5th Cell's latest entry in the series is one of the best yet.
For years, the Scribblenauts franchise has developed into a little niche of its own, providing you an unconventional way of solving problems by letting you create what your heart desires with the help of a magic idea book. Granted, not all of the ideas always clicked, but most of them were amusing to watch anyway, whether it was generating a Tyrannosaurus Rex out of nowhere or letting a normally non-violent character grab hold of a chainsaw. Now, after making its run on the mobile market, the series makes its debut on the console front with Scribblenauts Unlimited for the Wii U – and it's a welcome one.

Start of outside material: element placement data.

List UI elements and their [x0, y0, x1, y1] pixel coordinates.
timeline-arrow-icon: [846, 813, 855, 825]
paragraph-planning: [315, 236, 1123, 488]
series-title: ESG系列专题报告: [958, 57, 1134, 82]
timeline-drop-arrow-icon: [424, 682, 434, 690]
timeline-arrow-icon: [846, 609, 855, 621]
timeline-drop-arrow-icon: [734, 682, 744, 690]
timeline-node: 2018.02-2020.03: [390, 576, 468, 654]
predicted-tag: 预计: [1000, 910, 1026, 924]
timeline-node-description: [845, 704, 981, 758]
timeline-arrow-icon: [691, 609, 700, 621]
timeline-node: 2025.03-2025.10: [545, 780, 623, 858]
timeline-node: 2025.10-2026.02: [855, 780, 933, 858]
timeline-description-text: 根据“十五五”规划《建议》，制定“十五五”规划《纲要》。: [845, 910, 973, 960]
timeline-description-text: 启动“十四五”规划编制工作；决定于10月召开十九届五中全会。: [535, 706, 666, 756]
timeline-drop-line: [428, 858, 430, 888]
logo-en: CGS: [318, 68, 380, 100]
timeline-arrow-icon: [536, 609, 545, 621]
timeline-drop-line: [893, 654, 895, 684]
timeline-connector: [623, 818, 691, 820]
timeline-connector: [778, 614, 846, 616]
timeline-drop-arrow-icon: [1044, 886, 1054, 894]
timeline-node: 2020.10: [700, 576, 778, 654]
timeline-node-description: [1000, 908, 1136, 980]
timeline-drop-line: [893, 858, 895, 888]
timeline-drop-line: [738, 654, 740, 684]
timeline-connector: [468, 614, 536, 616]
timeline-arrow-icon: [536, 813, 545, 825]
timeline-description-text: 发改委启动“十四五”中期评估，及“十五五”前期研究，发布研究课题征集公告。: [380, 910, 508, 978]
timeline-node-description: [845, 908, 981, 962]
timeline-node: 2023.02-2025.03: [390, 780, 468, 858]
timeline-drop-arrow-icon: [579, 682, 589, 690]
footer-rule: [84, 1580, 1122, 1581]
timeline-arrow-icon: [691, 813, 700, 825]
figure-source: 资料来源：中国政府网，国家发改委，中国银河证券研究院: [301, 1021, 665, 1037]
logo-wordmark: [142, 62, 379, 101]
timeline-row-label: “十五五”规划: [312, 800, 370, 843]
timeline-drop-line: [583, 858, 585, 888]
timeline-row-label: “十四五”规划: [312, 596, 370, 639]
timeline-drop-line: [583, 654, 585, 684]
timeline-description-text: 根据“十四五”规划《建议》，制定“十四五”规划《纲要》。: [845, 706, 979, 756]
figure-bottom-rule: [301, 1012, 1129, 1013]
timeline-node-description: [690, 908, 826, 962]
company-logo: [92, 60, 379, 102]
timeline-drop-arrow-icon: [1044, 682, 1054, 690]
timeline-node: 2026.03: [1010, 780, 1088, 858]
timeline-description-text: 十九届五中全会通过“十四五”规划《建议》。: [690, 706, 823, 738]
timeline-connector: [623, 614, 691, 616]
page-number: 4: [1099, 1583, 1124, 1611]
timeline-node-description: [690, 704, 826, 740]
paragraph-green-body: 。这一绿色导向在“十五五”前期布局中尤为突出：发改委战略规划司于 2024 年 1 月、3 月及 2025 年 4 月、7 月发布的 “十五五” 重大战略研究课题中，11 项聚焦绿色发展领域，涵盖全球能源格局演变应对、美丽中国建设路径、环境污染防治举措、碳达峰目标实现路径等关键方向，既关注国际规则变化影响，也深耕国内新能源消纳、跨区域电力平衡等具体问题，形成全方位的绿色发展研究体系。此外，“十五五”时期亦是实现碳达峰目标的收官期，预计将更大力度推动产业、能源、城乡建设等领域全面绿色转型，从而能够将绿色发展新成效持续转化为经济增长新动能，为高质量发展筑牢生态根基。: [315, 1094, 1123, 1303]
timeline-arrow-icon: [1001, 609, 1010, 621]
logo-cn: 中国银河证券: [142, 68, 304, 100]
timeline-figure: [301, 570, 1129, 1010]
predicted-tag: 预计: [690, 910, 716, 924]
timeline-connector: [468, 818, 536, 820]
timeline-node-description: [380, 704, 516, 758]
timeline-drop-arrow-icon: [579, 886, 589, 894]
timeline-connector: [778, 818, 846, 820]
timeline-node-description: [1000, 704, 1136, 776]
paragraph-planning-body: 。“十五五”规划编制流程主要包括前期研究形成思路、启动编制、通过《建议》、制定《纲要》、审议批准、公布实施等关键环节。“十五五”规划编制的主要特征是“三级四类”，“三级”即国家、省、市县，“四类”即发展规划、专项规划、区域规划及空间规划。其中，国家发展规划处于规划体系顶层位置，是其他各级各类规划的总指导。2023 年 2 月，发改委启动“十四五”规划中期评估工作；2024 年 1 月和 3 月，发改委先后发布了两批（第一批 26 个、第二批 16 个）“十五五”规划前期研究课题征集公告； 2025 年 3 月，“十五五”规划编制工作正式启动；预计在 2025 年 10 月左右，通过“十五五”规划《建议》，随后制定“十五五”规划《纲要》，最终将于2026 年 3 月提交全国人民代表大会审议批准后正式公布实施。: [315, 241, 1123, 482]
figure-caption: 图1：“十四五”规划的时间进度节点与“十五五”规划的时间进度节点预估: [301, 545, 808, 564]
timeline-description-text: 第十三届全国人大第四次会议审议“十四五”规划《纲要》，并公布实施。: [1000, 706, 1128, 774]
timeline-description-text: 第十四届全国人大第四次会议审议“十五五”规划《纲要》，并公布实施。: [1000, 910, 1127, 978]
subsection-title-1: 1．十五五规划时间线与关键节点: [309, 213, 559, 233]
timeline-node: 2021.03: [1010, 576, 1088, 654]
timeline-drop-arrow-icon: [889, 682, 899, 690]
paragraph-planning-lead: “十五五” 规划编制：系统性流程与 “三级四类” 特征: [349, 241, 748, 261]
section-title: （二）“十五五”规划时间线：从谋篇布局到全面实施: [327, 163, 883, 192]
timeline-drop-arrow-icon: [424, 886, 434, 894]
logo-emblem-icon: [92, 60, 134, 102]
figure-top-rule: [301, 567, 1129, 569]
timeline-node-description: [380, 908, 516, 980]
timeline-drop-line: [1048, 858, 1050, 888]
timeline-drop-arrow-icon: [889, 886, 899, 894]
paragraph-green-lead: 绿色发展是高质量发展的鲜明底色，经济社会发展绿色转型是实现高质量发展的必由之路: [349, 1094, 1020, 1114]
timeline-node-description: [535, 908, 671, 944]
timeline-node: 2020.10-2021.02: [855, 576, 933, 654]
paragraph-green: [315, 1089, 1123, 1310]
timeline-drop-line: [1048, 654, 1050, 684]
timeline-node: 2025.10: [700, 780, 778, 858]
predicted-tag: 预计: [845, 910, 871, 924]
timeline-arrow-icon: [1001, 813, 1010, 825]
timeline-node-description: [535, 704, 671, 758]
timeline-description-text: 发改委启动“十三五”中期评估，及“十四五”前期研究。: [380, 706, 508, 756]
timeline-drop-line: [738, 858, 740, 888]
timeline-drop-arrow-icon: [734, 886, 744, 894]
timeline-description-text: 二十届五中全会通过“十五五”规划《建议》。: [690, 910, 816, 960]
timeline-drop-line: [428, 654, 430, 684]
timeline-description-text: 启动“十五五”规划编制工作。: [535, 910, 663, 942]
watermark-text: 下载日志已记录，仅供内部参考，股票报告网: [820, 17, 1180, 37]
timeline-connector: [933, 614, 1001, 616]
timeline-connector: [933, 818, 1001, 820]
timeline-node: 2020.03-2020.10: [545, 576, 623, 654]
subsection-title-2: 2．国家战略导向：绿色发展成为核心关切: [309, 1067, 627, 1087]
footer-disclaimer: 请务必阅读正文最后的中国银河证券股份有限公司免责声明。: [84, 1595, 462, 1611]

The game focuses on Maxwell, a kid who happens to wield the magical idea book that, when sketched in, can bring objects to life in the real world. And he'll need it too, as a dire amount of people, both in country and city settings, need his help. As he runs into folks (whom he can detect with the help of an alternative radar system), he can see what their requests are and help them by creating objects and placing them in their grip. For instance, a broken down car may require some repair, so you'll conjure up a mechanic to get it fixed and send it along its merry way.
The early puzzles in Scribblenauts are a tad easy at first, but that's just part of the system 5th Cell has put into place to get you comfortable with the game's controls. You'll watch the main action on the TV screen while using the Wii U GamePad to type up the objects you need, then drag them over to the people that need them with the help of the stylus. It's a simple system that grows more challenging over the course of the game, as more and more people call upon you for aid. The more you help, the more stars you earn, and the more of the game you potentially unlock, including new areas and outfits.
Along with main objectives, Scribblenauts Unlimited comes with a bounty of bonus challenges, ones that will really tax your brain when it comes to finding the right object. Sometimes it's a matter of guessing, putting an object in someone's range and seeing how they react to it. But it really does bring out your creative side, and it never gets to the point that it's utterly boring – unless you weren't a fan of Scribblenauts games to begin with, obviously.